Bev Bostock-Cox (Editor-in-Chief of the BJPCN), Alan Begg (Senior Lecturer, University of Dundee), and Prof Mike Kirby (Visiting Professor University of Hertfordshire) presented some strong arguments against the motion:

  • Technology is only part of the solution – the danger is that patient reliance on misleading information available on the internet could actually increase primary care’s workload.

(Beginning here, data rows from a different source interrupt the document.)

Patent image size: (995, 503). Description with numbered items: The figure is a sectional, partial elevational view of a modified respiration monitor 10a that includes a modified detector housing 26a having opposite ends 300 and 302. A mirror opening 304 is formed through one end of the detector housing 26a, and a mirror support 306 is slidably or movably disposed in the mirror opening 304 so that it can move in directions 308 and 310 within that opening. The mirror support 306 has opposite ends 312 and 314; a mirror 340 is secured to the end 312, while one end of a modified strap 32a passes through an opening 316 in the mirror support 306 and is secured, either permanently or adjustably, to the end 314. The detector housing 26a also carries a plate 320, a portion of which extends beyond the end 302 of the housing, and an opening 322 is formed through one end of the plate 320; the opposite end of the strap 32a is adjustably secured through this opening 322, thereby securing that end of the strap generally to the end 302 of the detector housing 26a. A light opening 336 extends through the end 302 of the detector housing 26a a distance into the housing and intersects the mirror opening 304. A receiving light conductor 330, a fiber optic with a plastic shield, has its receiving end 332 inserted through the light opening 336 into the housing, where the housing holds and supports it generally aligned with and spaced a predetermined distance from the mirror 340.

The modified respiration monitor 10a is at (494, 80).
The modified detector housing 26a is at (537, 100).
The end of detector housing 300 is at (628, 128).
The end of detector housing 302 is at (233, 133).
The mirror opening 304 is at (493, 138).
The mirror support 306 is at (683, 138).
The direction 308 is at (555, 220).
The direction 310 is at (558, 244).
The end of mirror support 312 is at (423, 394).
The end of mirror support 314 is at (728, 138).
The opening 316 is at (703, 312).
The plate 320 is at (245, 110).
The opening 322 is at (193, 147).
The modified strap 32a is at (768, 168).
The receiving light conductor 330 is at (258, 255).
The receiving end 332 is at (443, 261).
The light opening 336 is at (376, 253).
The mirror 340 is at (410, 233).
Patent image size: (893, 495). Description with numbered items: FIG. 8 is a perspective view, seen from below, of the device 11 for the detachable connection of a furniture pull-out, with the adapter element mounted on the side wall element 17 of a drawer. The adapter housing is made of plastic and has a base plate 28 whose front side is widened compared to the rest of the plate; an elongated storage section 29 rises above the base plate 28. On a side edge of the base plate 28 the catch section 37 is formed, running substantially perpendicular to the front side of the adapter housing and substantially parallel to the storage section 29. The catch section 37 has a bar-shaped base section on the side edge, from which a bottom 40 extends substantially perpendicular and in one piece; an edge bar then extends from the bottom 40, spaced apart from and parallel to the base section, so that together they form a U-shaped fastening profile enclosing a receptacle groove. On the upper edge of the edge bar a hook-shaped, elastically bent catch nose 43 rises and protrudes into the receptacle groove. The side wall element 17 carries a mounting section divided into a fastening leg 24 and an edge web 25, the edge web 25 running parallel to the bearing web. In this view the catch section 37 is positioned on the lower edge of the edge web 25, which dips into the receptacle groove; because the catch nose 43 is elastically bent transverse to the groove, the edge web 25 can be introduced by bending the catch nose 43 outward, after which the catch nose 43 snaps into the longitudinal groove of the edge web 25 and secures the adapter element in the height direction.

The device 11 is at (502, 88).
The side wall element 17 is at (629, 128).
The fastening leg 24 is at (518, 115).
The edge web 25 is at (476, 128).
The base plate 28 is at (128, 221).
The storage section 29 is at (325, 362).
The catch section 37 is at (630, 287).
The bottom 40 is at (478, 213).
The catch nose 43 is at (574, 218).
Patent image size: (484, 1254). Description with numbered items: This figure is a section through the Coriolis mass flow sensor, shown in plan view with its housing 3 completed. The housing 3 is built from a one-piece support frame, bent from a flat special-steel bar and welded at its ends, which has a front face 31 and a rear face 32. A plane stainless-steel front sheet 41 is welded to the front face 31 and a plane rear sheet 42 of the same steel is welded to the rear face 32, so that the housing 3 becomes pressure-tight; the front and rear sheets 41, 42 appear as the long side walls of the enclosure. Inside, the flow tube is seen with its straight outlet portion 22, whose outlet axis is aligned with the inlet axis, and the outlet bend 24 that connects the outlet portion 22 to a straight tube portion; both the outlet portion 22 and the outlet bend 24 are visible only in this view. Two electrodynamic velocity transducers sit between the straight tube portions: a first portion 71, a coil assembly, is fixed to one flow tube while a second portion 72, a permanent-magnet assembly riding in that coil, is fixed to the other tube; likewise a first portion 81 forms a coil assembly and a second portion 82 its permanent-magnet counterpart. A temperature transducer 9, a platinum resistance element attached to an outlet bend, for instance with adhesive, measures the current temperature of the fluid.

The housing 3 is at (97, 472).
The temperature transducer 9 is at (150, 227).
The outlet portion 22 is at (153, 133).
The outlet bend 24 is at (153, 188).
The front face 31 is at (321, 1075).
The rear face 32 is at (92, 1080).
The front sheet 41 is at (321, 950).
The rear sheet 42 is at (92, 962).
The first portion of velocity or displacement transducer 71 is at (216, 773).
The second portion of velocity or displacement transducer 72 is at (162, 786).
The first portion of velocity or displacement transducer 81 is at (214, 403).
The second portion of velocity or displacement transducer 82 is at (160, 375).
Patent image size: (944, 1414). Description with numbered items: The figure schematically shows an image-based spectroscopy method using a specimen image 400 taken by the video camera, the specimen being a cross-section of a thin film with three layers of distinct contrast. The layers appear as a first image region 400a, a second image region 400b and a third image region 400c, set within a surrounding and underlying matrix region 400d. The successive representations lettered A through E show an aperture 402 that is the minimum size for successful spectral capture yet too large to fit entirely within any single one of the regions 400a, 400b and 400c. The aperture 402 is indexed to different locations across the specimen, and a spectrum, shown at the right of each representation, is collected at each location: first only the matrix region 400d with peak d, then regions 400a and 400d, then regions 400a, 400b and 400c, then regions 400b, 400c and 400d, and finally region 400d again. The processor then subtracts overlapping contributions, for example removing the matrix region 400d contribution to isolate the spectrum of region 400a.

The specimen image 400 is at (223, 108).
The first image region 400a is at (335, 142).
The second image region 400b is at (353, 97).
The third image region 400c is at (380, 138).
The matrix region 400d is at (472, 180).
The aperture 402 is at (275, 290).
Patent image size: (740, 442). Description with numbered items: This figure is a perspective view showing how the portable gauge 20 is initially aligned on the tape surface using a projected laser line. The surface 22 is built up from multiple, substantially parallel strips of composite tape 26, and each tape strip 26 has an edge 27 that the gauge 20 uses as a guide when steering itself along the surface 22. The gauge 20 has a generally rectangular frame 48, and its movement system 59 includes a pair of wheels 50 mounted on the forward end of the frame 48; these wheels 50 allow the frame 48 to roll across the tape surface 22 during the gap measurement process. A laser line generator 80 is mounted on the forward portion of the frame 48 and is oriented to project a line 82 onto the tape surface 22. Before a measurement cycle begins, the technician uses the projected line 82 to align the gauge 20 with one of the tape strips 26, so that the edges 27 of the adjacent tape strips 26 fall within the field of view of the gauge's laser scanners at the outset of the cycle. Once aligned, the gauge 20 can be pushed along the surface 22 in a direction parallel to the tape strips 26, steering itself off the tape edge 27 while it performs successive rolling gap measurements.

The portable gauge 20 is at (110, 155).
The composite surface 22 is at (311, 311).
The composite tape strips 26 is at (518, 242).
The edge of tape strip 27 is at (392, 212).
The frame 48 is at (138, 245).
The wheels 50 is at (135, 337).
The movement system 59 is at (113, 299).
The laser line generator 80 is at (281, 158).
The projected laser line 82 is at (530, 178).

  • Healthcare providers should be happy to embrace well tested and safe technology, but CQC reports show that many digital health providers are not providing safe care.
  • NHS has a poor track record in implementing digital technology (e.g. Babylon ‘GP at Hand’ App).
  • There are many other issues that should be tackled in addition to introducing new technology: the fundamental issue of GP overwork and low morale, part of which is due to new technology imposing itself into leisure time; the chronic underfunding of primary care (which receives only 7% of every £1 of NHS spending). In short, funding and workload management are more important issues than introducing new technology.
  • Increased technology (e.g. video consultations) may mean the closure of GP practices. Currently 37 private providers are registered with the CQC to provide online consultations.
  • New technology requires rigorous evaluation and regulation which is not necessarily being implemented at the moment. We must innovate but we have to evaluate!
  • Primary care requires a personal and face-to-face approach that new technology and online consultations cannot provide.
  • We need to guard against hacking, malware and viruses. Mobile devices are particularly vulnerable to being stolen or hacked if used on unsecured internet connections.
  • IT is expensive and increases the chances for invasion of patient privacy.